Children need to see people that look like them that are winning. If they see that, they'll believe they can win too. We need that mentality and that hope for every branch of society.

Recently I started a garden.I kept seeing these beautiful cardinals around my garden, so I put out a bird feeder with some feed in it. For about three days I didn’t see any birds take anything. It kind of upset me. There were plenty of squirrels though who were trying to get to it, but couldn’t reach it.

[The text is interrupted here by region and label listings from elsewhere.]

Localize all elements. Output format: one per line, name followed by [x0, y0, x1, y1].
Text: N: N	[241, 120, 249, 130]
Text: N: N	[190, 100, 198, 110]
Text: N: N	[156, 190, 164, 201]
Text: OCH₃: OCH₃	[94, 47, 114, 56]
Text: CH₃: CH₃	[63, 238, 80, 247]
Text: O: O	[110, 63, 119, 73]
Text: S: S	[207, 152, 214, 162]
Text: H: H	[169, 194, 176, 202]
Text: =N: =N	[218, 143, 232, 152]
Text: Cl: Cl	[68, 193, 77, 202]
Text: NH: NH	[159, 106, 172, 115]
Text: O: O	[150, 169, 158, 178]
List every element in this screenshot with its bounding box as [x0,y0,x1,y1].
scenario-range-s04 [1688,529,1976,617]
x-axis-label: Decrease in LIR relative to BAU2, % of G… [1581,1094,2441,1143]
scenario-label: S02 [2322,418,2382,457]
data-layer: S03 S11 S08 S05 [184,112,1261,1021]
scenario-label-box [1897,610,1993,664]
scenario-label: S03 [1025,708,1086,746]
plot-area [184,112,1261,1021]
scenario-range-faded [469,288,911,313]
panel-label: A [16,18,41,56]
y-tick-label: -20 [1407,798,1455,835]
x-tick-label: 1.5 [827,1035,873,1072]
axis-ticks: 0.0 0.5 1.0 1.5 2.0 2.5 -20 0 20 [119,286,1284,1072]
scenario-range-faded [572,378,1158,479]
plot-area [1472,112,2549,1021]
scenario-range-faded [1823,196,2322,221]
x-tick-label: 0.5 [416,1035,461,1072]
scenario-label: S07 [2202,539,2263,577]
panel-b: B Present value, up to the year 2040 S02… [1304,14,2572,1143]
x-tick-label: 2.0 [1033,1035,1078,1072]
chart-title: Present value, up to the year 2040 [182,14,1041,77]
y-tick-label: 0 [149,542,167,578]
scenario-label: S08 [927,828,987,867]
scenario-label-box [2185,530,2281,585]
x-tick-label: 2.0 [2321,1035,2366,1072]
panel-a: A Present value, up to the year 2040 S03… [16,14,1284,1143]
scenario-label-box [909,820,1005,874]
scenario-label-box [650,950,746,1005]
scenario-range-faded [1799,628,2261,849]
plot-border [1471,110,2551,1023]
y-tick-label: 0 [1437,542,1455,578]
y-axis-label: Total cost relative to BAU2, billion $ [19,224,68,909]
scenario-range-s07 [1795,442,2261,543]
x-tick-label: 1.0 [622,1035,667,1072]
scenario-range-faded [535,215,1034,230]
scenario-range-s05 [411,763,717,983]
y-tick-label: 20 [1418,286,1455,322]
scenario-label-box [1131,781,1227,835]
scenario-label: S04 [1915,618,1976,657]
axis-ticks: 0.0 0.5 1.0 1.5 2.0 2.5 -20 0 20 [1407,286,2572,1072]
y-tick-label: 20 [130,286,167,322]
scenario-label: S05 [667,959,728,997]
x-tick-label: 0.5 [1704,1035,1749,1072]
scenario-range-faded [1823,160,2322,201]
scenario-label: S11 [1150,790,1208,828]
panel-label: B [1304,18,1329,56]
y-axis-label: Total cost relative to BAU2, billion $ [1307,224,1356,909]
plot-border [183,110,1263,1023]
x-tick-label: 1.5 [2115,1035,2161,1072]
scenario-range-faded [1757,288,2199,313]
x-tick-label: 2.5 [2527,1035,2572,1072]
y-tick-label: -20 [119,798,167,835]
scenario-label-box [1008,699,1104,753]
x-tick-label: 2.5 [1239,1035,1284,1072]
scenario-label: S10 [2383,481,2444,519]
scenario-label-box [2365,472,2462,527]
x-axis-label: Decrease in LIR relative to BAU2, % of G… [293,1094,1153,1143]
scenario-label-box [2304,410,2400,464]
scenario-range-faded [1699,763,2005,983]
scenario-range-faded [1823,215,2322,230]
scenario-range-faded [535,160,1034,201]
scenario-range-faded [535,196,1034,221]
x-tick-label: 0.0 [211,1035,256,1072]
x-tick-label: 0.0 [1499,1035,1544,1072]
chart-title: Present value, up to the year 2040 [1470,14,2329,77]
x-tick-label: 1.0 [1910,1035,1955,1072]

On the fourth day I saw this small cardinal fly over to the feeder. He could barely stick his head in, but he was able to get to it. No joke, the cardinal started pushing feed out for a squirrel on the ground. I just sat there mesmerized. I didn’t have my camera on me, or else I would have taken tons of pictures. I just couldn’t believe it, but it was happening right in front of me. I thought, ‘This is what should be going on in America right now.’

People with wings feeling so good about themselves, that they drop down some feed to help those who can’t fly. The squirrel is still working for the food, it just has a different viewpoint and skillset than the cardinal.

We need to realize that just because one person has wings and the other one doesn’t, it doesn’t make one better than the other — just different. We all have a right to succeed, and should want to see others succeed. I really believe if that ideology was better ingrained into society, the world would be a better place.